In Ontario, which is grappling with staffing shortages, temporary emergency room closures and surgical backlogs, more publicly covered surgeries will be performed at private clinics, Health Minister Sylvia Jones announced last month.
That announcement has reignited a long-standing debate over privatization of the Canadian health-care system, with other provinces weighing their options.
While some experts consider privatization a possible solution to staffing shortages and long wait times, others see it as a threat to public care.
“Canada is the only country in the world where it is illegal to obtain private health insurance when there are long wait-lists. That surely says something,” said Dr.
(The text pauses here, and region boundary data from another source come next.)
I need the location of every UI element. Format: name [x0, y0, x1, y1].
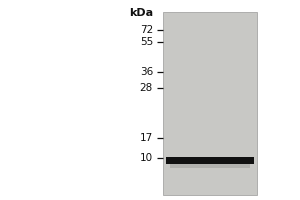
- Bar: [166, 156, 254, 164]
- Text: 10: 10: [140, 153, 153, 163]
- Bar: [163, 12, 257, 195]
- Text: 28: 28: [140, 83, 153, 93]
- Text: kDa: kDa: [129, 8, 153, 18]
- Text: 72: 72: [140, 25, 153, 35]
- Bar: [170, 164, 250, 168]
- Text: 17: 17: [140, 133, 153, 143]
- Text: 55: 55: [140, 37, 153, 47]
- Text: 36: 36: [140, 67, 153, 77]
Brian Day, medical director of Cambie Surgery Centre in Vancouver and past president of the Canadian Medical Association (CMA).
Day, whose private clinic in Vancouver has been up and running since June 1996, has long been advocating for a parallel private system in the province.
He launched a legal challenge to the B.C. Medicare Protection Act, saying wait times in the public health system are too long and stopping patients from paying for those services outside the public system violates their rights.
However, in their ruling, the judges accepted that the act’s provisions “deprived some patients’ right to security of the person by preventing them from accessing private care when the public system had failed to provide timely medical treatment.”
Days says the funding model needs to change in the country, adding that the “state-run monopoly” is killing Canadians.
“The promise was that we would have a universal system where everyone was treated, but people are dying on wait-lists,” he said.
Currently in Canada, the public sector pays for 75 per cent of the total health expenditures across the country, while 25 per cent comes from the private pool, according to the Canadian Institute for Health Information (CIHI).
Dr. Michael Rachlis, public health physician and adjunct professor at the University of Toronto, said privatization is not the solution as it creates inequalities, costs more and compromises quality of care.